The court determined that for tax purposes, where a shareholder waives the right to liquidation dividends and this results in a termination of the debt under the terms of a proposal in bankruptcy, the debt ceases to exist at the time the proposal is accepted by the creditors.
FACTS
The taxpayer claimed an Allowable Business Investment Loss (ABIL) on the basis of loans made to his wholly owned company that after a proposal in bankruptcy was accepted by the unsecured creditors of the company. The CRA denied the loss, and subsequent carrying charges, because the taxpayer had waived his right to terminal dividends on the proposal being accepted, in their opinion cancelling the debt.
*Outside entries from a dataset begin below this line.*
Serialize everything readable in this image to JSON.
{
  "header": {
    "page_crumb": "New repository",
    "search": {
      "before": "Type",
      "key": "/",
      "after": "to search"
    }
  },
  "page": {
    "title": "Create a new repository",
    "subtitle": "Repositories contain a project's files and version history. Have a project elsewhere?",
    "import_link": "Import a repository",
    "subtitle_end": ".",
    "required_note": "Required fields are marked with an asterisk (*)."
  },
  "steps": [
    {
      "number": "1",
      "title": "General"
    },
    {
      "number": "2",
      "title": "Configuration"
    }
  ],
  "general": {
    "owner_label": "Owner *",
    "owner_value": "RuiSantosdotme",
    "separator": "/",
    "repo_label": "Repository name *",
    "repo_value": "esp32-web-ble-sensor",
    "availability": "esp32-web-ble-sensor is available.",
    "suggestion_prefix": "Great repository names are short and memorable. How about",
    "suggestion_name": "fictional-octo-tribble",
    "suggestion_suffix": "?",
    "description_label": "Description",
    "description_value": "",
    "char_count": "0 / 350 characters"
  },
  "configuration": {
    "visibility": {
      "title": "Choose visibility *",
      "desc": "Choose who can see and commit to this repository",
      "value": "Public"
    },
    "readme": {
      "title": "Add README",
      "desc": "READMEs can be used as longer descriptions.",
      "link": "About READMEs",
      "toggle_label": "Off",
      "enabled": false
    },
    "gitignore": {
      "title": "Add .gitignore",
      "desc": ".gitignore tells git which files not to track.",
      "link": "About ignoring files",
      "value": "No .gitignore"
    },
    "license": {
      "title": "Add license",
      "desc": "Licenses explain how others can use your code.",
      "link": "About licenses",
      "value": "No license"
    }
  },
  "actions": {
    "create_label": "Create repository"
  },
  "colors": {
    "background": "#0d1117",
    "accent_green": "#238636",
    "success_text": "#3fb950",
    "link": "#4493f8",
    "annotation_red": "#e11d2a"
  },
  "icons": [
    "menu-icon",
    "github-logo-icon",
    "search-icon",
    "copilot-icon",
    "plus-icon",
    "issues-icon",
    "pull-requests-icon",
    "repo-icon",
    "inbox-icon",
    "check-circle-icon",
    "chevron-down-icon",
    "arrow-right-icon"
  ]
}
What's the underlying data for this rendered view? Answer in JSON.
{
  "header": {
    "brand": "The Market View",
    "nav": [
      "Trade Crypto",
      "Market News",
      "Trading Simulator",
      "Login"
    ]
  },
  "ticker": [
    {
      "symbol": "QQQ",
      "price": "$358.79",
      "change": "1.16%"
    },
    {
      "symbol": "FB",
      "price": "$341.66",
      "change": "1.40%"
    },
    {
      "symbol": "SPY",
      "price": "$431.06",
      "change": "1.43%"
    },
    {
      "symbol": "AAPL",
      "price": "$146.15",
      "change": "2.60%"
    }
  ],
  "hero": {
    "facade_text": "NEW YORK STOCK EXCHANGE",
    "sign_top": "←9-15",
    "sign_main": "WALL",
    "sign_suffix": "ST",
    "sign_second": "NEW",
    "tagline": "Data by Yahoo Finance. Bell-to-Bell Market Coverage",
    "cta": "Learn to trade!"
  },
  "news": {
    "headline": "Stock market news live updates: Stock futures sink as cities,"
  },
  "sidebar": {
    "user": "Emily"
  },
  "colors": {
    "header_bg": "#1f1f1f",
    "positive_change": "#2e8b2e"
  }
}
The corporation’s year end was October 31 of the year, and the corporation reported and paid tax on the gain on the disposition of the debt on its year-end return.
ANALYSIS
Paragraph 38(c) defines the taxpayer’s ABIL to be 1/2 of the taxpayers business investment loss for the year from the disposition of property, and paragraph 39(1)(c) defines what a taxpayers business investment loss for a year is. In order for a debt to qualify for the ABIL provisions, the debt must be a bad debt as defined in subsection 50(1), which requires that the debt be “owing to the taxpayer at the end of a taxation year” (paragraph 50(1)(a)).
Where the taxpayer, whose taxation year ends on December 31 (ITA 249(1)), is not owed a debt at the end of the taxation year, there is no property the disposition of which could result in a loss as required by sections 38 and 39, as there is no debt that could become a bad debt pursuant to subsection 50(1).
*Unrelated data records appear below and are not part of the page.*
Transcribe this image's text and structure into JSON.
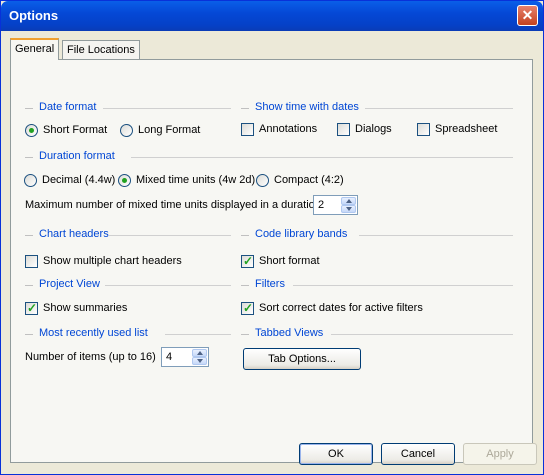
{
  "window": {
    "title": "Options"
  },
  "tabs": [
    {
      "label": "General"
    },
    {
      "label": "File Locations"
    }
  ],
  "sections": {
    "date_format": {
      "title": "Date format",
      "options": [
        {
          "label": "Short Format",
          "selected": true
        },
        {
          "label": "Long Format",
          "selected": false
        }
      ]
    },
    "show_time": {
      "title": "Show time with dates",
      "options": [
        {
          "label": "Annotations",
          "checked": false
        },
        {
          "label": "Dialogs",
          "checked": false
        },
        {
          "label": "Spreadsheet",
          "checked": false
        }
      ]
    },
    "duration_format": {
      "title": "Duration format",
      "options": [
        {
          "label": "Decimal (4.4w)",
          "selected": false
        },
        {
          "label": "Mixed time units (4w 2d)",
          "selected": true
        },
        {
          "label": "Compact (4:2)",
          "selected": false
        }
      ],
      "max_units_label": "Maximum number of mixed time units displayed in a duration",
      "max_units_value": "2"
    },
    "chart_headers": {
      "title": "Chart headers",
      "option": {
        "label": "Show multiple chart headers",
        "checked": false
      }
    },
    "code_library": {
      "title": "Code library bands",
      "option": {
        "label": "Short format",
        "checked": true
      }
    },
    "project_view": {
      "title": "Project View",
      "option": {
        "label": "Show summaries",
        "checked": true
      }
    },
    "filters": {
      "title": "Filters",
      "option": {
        "label": "Sort correct dates for active filters",
        "checked": true
      }
    },
    "mru": {
      "title": "Most recently used list",
      "items_label": "Number of items (up to 16)",
      "items_value": "4"
    },
    "tabbed_views": {
      "title": "Tabbed Views",
      "button_label": "Tab Options..."
    }
  },
  "buttons": {
    "ok": "OK",
    "cancel": "Cancel",
    "apply": "Apply"
  }
}
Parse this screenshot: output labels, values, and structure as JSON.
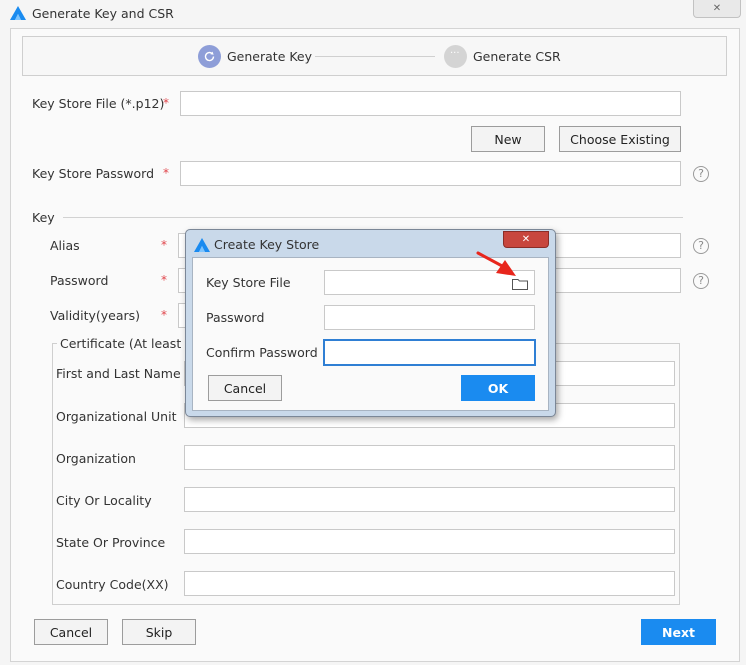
{
  "window": {
    "title": "Generate Key and CSR",
    "close_glyph": "✕"
  },
  "steps": [
    {
      "label": "Generate Key",
      "state": "active"
    },
    {
      "label": "Generate CSR",
      "state": "inactive"
    }
  ],
  "keystore": {
    "file_label": "Key Store File (*.p12)",
    "file_value": "",
    "new_label": "New",
    "choose_label": "Choose Existing",
    "password_label": "Key Store Password",
    "password_value": "",
    "required_mark": "*",
    "help_glyph": "?"
  },
  "key_section": {
    "title": "Key",
    "alias_label": "Alias",
    "password_label": "Password",
    "validity_label": "Validity(years)"
  },
  "certificate": {
    "title": "Certificate (At least on",
    "fields": [
      {
        "label": "First and Last Name",
        "value": ""
      },
      {
        "label": "Organizational Unit",
        "value": ""
      },
      {
        "label": "Organization",
        "value": ""
      },
      {
        "label": "City Or Locality",
        "value": ""
      },
      {
        "label": "State Or Province",
        "value": ""
      },
      {
        "label": "Country Code(XX)",
        "value": ""
      }
    ]
  },
  "footer": {
    "cancel_label": "Cancel",
    "skip_label": "Skip",
    "next_label": "Next"
  },
  "dialog": {
    "title": "Create Key Store",
    "close_glyph": "✕",
    "file_label": "Key Store File",
    "password_label": "Password",
    "confirm_label": "Confirm Password",
    "cancel_label": "Cancel",
    "ok_label": "OK"
  },
  "colors": {
    "accent": "#1a8bf0",
    "required": "#e0454b",
    "dialog_close": "#c8473e",
    "annotation_arrow": "#e8261c"
  }
}
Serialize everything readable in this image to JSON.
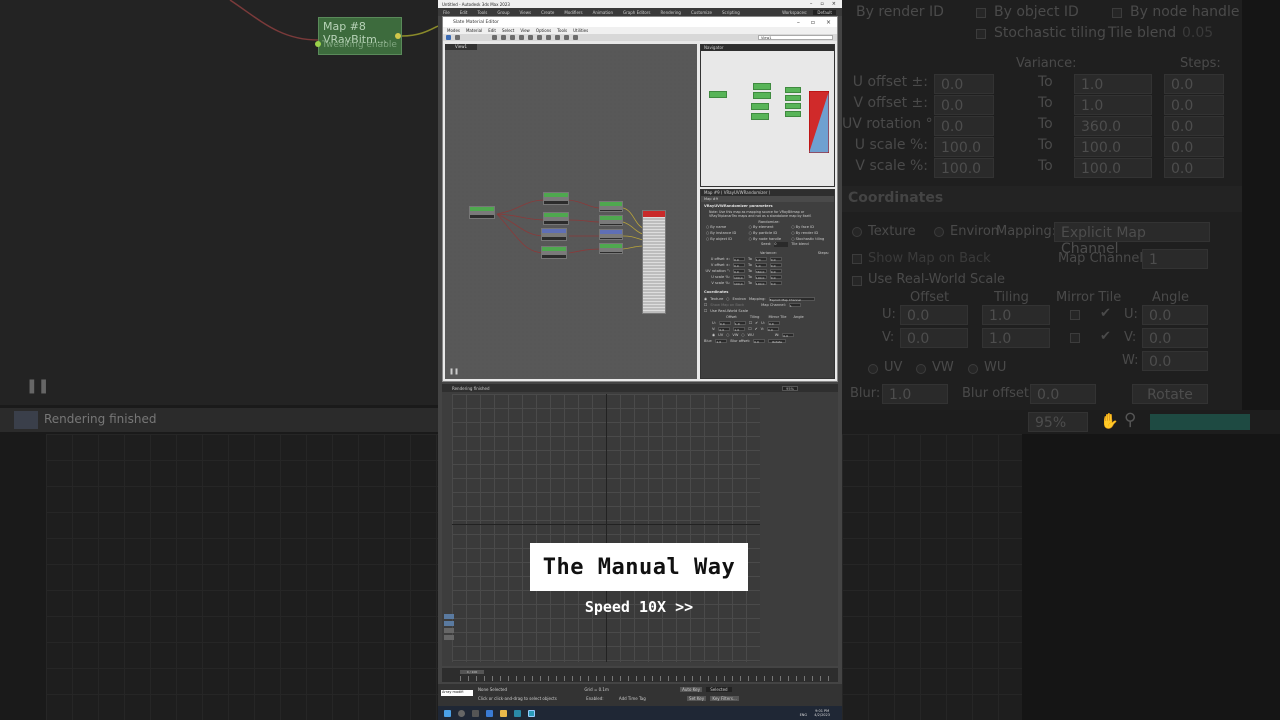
{
  "app": {
    "window_title": "Untitled - Autodesk 3ds Max 2023",
    "menu": [
      "File",
      "Edit",
      "Tools",
      "Group",
      "Views",
      "Create",
      "Modifiers",
      "Animation",
      "Graph Editors",
      "Rendering",
      "Customize",
      "Scripting"
    ],
    "workspace_label": "Workspaces:",
    "workspace_value": "Default"
  },
  "slate": {
    "title": "Slate Material Editor",
    "menu": [
      "Modes",
      "Material",
      "Edit",
      "Select",
      "View",
      "Options",
      "Tools",
      "Utilities"
    ],
    "view_dropdown": "View1",
    "view_tab": "View1",
    "navigator_title": "Navigator",
    "params_title": "Map #9  ( VRayUVWRandomizer )",
    "params_sub": "Map #9",
    "params_section": "VRayUVWRandomizer parameters",
    "params_note": "Note: Use this map as mapping source for VRayBitmap or VRayTriplanarTex maps and not as a standalone map by itself.",
    "randomize_label": "Randomize:",
    "randomize_options": [
      "By name",
      "By element",
      "By face ID",
      "By instance ID",
      "By particle ID",
      "By render ID",
      "By object ID",
      "By node handle",
      "Stochastic tiling"
    ],
    "seed_label": "Seed:",
    "seed_value": "0",
    "tile_blend_label": "Tile blend",
    "variance_label": "Variance:",
    "steps_label": "Steps:",
    "param_rows": [
      {
        "label": "U offset ±:",
        "var": "0.0",
        "to": "To",
        "to_val": "1.0",
        "steps": "0.0"
      },
      {
        "label": "V offset ±:",
        "var": "0.0",
        "to": "To",
        "to_val": "1.0",
        "steps": "0.0"
      },
      {
        "label": "UV rotation °:",
        "var": "0.0",
        "to": "To",
        "to_val": "360.0",
        "steps": "0.0"
      },
      {
        "label": "U scale %:",
        "var": "100.0",
        "to": "To",
        "to_val": "100.0",
        "steps": "0.0"
      },
      {
        "label": "V scale %:",
        "var": "100.0",
        "to": "To",
        "to_val": "100.0",
        "steps": "0.0"
      }
    ],
    "coordinates_section": "Coordinates",
    "texture_label": "Texture",
    "environ_label": "Environ",
    "mapping_label": "Mapping:",
    "mapping_value": "Explicit Map Channel",
    "show_map_on_back": "Show Map on Back",
    "map_channel_label": "Map Channel:",
    "map_channel_value": "1",
    "use_real_world": "Use Real-World Scale",
    "offset_label": "Offset",
    "tiling_label": "Tiling",
    "mirror_tile_label": "Mirror Tile",
    "angle_label": "Angle",
    "u_label": "U:",
    "v_label": "V:",
    "w_label": "W:",
    "u_offset": "0.0",
    "v_offset": "0.0",
    "u_tiling": "1.0",
    "v_tiling": "1.0",
    "u_angle": "0.0",
    "v_angle": "0.0",
    "w_angle": "0.0",
    "uv_label": "UV",
    "vw_label": "VW",
    "wu_label": "WU",
    "blur_label": "Blur:",
    "blur_value": "1.0",
    "blur_offset_label": "Blur offset:",
    "blur_offset_value": "0.0",
    "rotate_label": "Rotate",
    "render_status": "Rendering finished",
    "zoom_value": "95%"
  },
  "overlay": {
    "title": "The Manual Way",
    "speed": "Speed 10X >>"
  },
  "timeline": {
    "frame_slider": "0 / 100"
  },
  "statusbar": {
    "listener": "Array modifi",
    "selection": "None Selected",
    "prompt": "Click or click-and-drag to select objects",
    "grid": "Grid = 0.1m",
    "add_time_tag": "Add Time Tag",
    "enabled_label": "Enabled:",
    "auto_key": "Auto Key",
    "set_key": "Set Key",
    "selected": "Selected",
    "key_filters": "Key Filters..."
  },
  "taskbar": {
    "time": "9:01 PM",
    "date": "4/2/2023",
    "lang": "ENG"
  },
  "background_left": {
    "node_title": "Map #8",
    "node_sub": "VRayBitm...",
    "node_footer": "Tweaking enable",
    "status": "Rendering finished"
  },
  "background_right": {
    "by_render_id": "By render ID",
    "by_object_id": "By object ID",
    "by_node_handle": "By node handle",
    "stochastic_tiling": "Stochastic tiling",
    "tile_blend": "Tile blend",
    "tile_blend_value": "0.05",
    "variance": "Variance:",
    "steps": "Steps:",
    "rows": [
      {
        "label": "U offset ±:",
        "var": "0.0",
        "to": "To",
        "to_val": "1.0",
        "steps": "0.0"
      },
      {
        "label": "V offset ±:",
        "var": "0.0",
        "to": "To",
        "to_val": "1.0",
        "steps": "0.0"
      },
      {
        "label": "UV rotation °:",
        "var": "0.0",
        "to": "To",
        "to_val": "360.0",
        "steps": "0.0"
      },
      {
        "label": "U scale %:",
        "var": "100.0",
        "to": "To",
        "to_val": "100.0",
        "steps": "0.0"
      },
      {
        "label": "V scale %:",
        "var": "100.0",
        "to": "To",
        "to_val": "100.0",
        "steps": "0.0"
      }
    ],
    "coordinates": "Coordinates",
    "texture": "Texture",
    "environ": "Environ",
    "mapping": "Mapping:",
    "mapping_value": "Explicit Map Channel",
    "show_map_on_back": "Show Map on Back",
    "map_channel": "Map Channel:",
    "map_channel_value": "1",
    "use_real_world": "Use Real-World Scale",
    "offset": "Offset",
    "tiling": "Tiling",
    "mirror_tile": "Mirror Tile",
    "angle": "Angle",
    "u": "U:",
    "v": "V:",
    "w": "W:",
    "u_offset": "0.0",
    "v_offset": "0.0",
    "u_tiling": "1.0",
    "v_tiling": "1.0",
    "u_angle": "0.0",
    "v_angle": "0.0",
    "w_angle": "0.0",
    "uv": "UV",
    "vw": "VW",
    "wu": "WU",
    "blur": "Blur:",
    "blur_value": "1.0",
    "blur_offset": "Blur offset:",
    "blur_offset_value": "0.0",
    "rotate": "Rotate",
    "zoom": "95%"
  }
}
The Bankruptcy and Insolvency Act does not expressly state when a debtor is released from the debt obligation where a proposal in bankruptcy is accepted by the creditors. There are two theories as to the timing of the release:
- The time for the partial discharge of a debt, and partial release of a debtor, is when the trustee’s discharge order is issued or when the trustee issues a certificate that the proposal has been fully performed: Rita Congiu and 9100-7146 Québec Inc. v. The Queen, 2014 FCA 73, citing Rita Congiu c. L’Agence du Revenu du Québec, 2014 QCCA 242.
- The time for the partial discharge of a debt, and partial release of a debtor, is the date the court ratifies the proposal after it has been accepted by the creditors: Réal Martel v. Her Majesty the Queen, 2010 TCC 634; Anderson v. Canadian Imperial Bank of Commerce (1999), 11 C.B.R. (4th) 157 (Ont SCJ).
The court noted that in addition to the results of the two approaches, the court must also consider the effect of the waiver of all liquidation dividends and the recognition of a gain by the corporation on the settler to the debt in its financial statements (para 38). In this case, the waiver of the liquidation dividends resulted in the debt being written off under the terms of the proposal in bankruptcy and ceasing to exist. This was in line with the corporation recognizing a gain in its year-end financial statements on the disposition of the debt on October 31, before the end of the year.